Online DiffusionNFT with an Additional KL to the Initial Reference
To prevent unbounded drift from the original model, one can augment the per-epoch objective with an additional regularizer that penalizes deviation from the initial reference distribution $p^{(0)}_t(\cdot\mid c)=p^{\mathrm{ref}}_t(\cdot\mid c)$.
At the distribution level, consider the KL-regularized problem at epoch $k$:
\[p^{(k+1)}_t = \arg\max_{p_t}\; \mathbb{E}_{x_t\sim p_t}\!\big[\alpha_t(x_t,c)\big] -\frac{1}{\eta_1}\mathrm{KL}\!\big(p_t\|p^{(k)}_t\big) -\frac{1}{\eta_0}\mathrm{KL}\!\big(p_t\|p^{(0)}_t\big), \qquad \eta_0,\eta_1>0.\]Here $\eta_1$ controls the trust region to the current reference and $\eta_0$ controls anchoring to the initial reference.

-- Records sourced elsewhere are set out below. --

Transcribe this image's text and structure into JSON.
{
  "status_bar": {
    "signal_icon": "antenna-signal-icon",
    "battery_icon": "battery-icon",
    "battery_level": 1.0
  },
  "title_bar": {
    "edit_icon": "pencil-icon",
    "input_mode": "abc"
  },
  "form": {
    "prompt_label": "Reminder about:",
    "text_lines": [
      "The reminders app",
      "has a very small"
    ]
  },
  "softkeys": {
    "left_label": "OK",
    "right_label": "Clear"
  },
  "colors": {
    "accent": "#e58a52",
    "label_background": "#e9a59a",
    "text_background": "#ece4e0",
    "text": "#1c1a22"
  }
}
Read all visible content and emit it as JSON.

The unique optimizer has the closed form
\[p^{(k+1)}_t(x_t\mid c) = \frac{1}{\widetilde Z^{(k)}_t(c)}\; \Big(p^{(k)}_t(x_t\mid c)\Big)^{w}\, \Big(p^{(0)}_t(x_t\mid c)\Big)^{1-w}\, \exp\!\Big(\lambda_{\mathrm{eff}}\,\alpha_t(x_t,c)\Big),\]with weights and effective tilt coefficient
\[w=\frac{\eta_0}{\eta_0+\eta_1}\in(0,1), \qquad \lambda_{\mathrm{eff}}=\frac{\eta_0\eta_1}{\eta_0+\eta_1}.\]Thus, the per-epoch solution is an exponential tilt of a geometric mixture of the current and initial references.

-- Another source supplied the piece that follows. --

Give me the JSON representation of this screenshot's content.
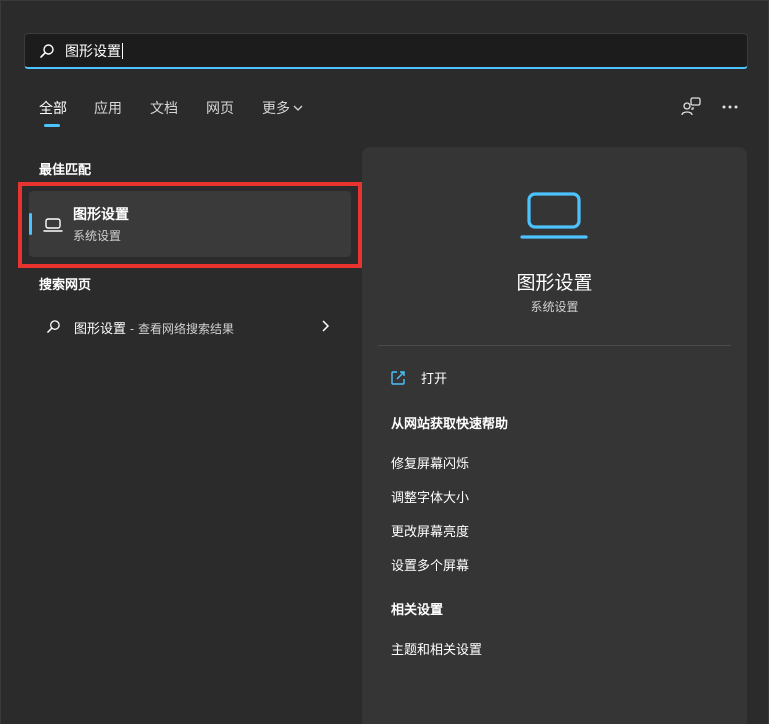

It is straightforward to see that the iterates converge to a limiting distribution:
\[\boxed{ p^{(\infty)}_t(x_t\mid c) = \frac{1}{Z^{(\infty)}_t(c)}\;p^{(0)}_t(x_t\mid c)\exp\!\big(\eta_0\,\alpha_t(x_t,c)\big). }\]Notably, the limiting distribution depends only on the anchoring strength $\eta_0$; the trust-region parameter $\eta_1$ affects only the dynamics (convergence rate and stability) through $w$.
References
[1] DiffusionNFT: Online Diffusion Reinforcement with Forward Process.
Kaiwen Zheng, Huayu Chen, Haotian Ye, Haoxiang Wang, Qinsheng Zhang, Kai Jiang, Hang Su, Stefano Ermon, Jun Zhu, and Ming-Yu Liu. arXiv preprint arXiv:2509.16117 (2025).

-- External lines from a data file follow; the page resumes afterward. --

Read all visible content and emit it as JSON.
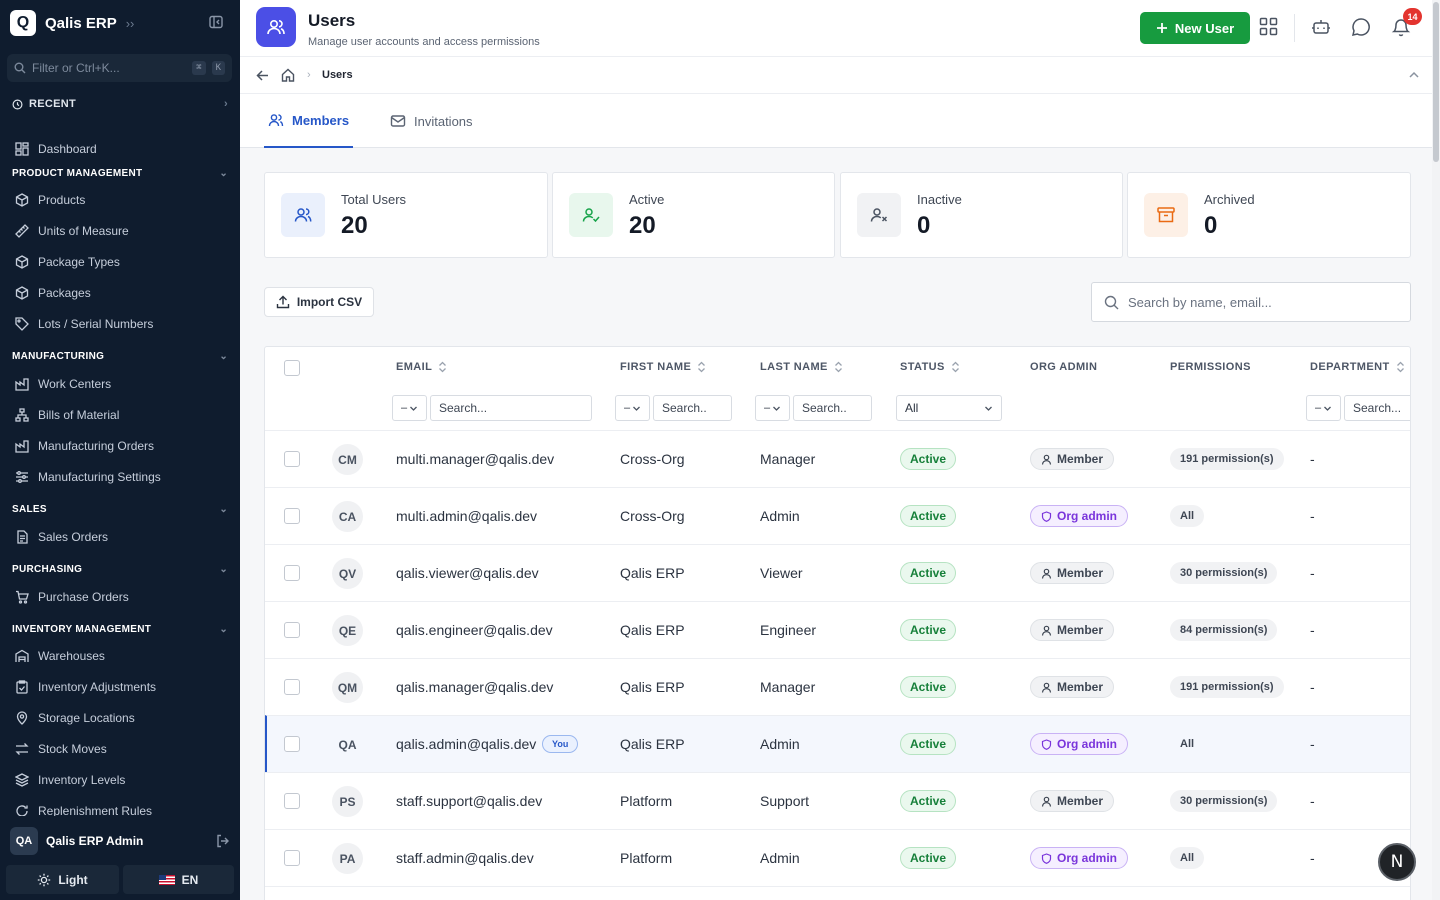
{
  "sidebar": {
    "brand": {
      "logo_letter": "Q",
      "name": "Qalis ERP",
      "chevron": "››"
    },
    "filter": {
      "placeholder": "Filter or Ctrl+K...",
      "kbd1": "⌘",
      "kbd2": "K"
    },
    "recent": {
      "label": "RECENT"
    },
    "dashboard": {
      "label": "Dashboard"
    },
    "sections": {
      "product_management": {
        "label": "PRODUCT MANAGEMENT",
        "items": [
          "Products",
          "Units of Measure",
          "Package Types",
          "Packages",
          "Lots / Serial Numbers"
        ]
      },
      "manufacturing": {
        "label": "MANUFACTURING",
        "items": [
          "Work Centers",
          "Bills of Material",
          "Manufacturing Orders",
          "Manufacturing Settings"
        ]
      },
      "sales": {
        "label": "SALES",
        "items": [
          "Sales Orders"
        ]
      },
      "purchasing": {
        "label": "PURCHASING",
        "items": [
          "Purchase Orders"
        ]
      },
      "inventory_management": {
        "label": "INVENTORY MANAGEMENT",
        "items": [
          "Warehouses",
          "Inventory Adjustments",
          "Storage Locations",
          "Stock Moves",
          "Inventory Levels",
          "Replenishment Rules"
        ]
      }
    },
    "user": {
      "initials": "QA",
      "name": "Qalis ERP Admin"
    },
    "theme_label": "Light",
    "language_label": "EN"
  },
  "header": {
    "title": "Users",
    "subtitle": "Manage user accounts and access permissions",
    "new_user_label": "New User",
    "notification_count": "14"
  },
  "breadcrumb": {
    "current": "Users"
  },
  "tabs": [
    {
      "label": "Members",
      "active": true
    },
    {
      "label": "Invitations",
      "active": false
    }
  ],
  "stats": [
    {
      "label": "Total Users",
      "value": "20",
      "color": "#2657c8"
    },
    {
      "label": "Active",
      "value": "20",
      "color": "#17a34a"
    },
    {
      "label": "Inactive",
      "value": "0",
      "color": "#4a5361"
    },
    {
      "label": "Archived",
      "value": "0",
      "color": "#ea6a12"
    }
  ],
  "toolbar": {
    "import_label": "Import CSV",
    "search_placeholder": "Search by name, email..."
  },
  "table": {
    "columns": [
      "EMAIL",
      "FIRST NAME",
      "LAST NAME",
      "STATUS",
      "ORG ADMIN",
      "PERMISSIONS",
      "DEPARTMENT"
    ],
    "filters": {
      "email_op": "–",
      "email_placeholder": "Search...",
      "first_op": "–",
      "first_placeholder": "Search..",
      "last_op": "–",
      "last_placeholder": "Search..",
      "status_value": "All",
      "dept_op": "–",
      "dept_placeholder": "Search..."
    },
    "you_label": "You",
    "rows": [
      {
        "initials": "CM",
        "email": "multi.manager@qalis.dev",
        "first": "Cross-Org",
        "last": "Manager",
        "status": "Active",
        "role": "Member",
        "permissions": "191 permission(s)",
        "department": "-"
      },
      {
        "initials": "CA",
        "email": "multi.admin@qalis.dev",
        "first": "Cross-Org",
        "last": "Admin",
        "status": "Active",
        "role": "Org admin",
        "permissions": "All",
        "department": "-"
      },
      {
        "initials": "QV",
        "email": "qalis.viewer@qalis.dev",
        "first": "Qalis ERP",
        "last": "Viewer",
        "status": "Active",
        "role": "Member",
        "permissions": "30 permission(s)",
        "department": "-"
      },
      {
        "initials": "QE",
        "email": "qalis.engineer@qalis.dev",
        "first": "Qalis ERP",
        "last": "Engineer",
        "status": "Active",
        "role": "Member",
        "permissions": "84 permission(s)",
        "department": "-"
      },
      {
        "initials": "QM",
        "email": "qalis.manager@qalis.dev",
        "first": "Qalis ERP",
        "last": "Manager",
        "status": "Active",
        "role": "Member",
        "permissions": "191 permission(s)",
        "department": "-"
      },
      {
        "initials": "QA",
        "email": "qalis.admin@qalis.dev",
        "first": "Qalis ERP",
        "last": "Admin",
        "status": "Active",
        "role": "Org admin",
        "permissions": "All",
        "department": "-",
        "you": true
      },
      {
        "initials": "PS",
        "email": "staff.support@qalis.dev",
        "first": "Platform",
        "last": "Support",
        "status": "Active",
        "role": "Member",
        "permissions": "30 permission(s)",
        "department": "-"
      },
      {
        "initials": "PA",
        "email": "staff.admin@qalis.dev",
        "first": "Platform",
        "last": "Admin",
        "status": "Active",
        "role": "Org admin",
        "permissions": "All",
        "department": "-"
      }
    ]
  },
  "fab_letter": "N"
}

[2] Test-time Alignment of Diffusion Models without Reward Over-optimization.
Sunwoo Kim, Minkyu Kim, and Dongmin Park. The Thirteenth International Conference on Learning Representations (ICLR 2025).
[3] Feedback Efficient Online Fine-Tuning of Diffusion Models.
Masatoshi Uehara, Yulai Zhao, Kevin Black, Ehsan Hajiramezanali, Gabriele Scalia, Nathaniel Lee Diamant, Alex M. Tseng, Sergey Levine, and Tommaso Biancalani. Proceedings of the 41st International Conference on Machine Learning (ICML 2024).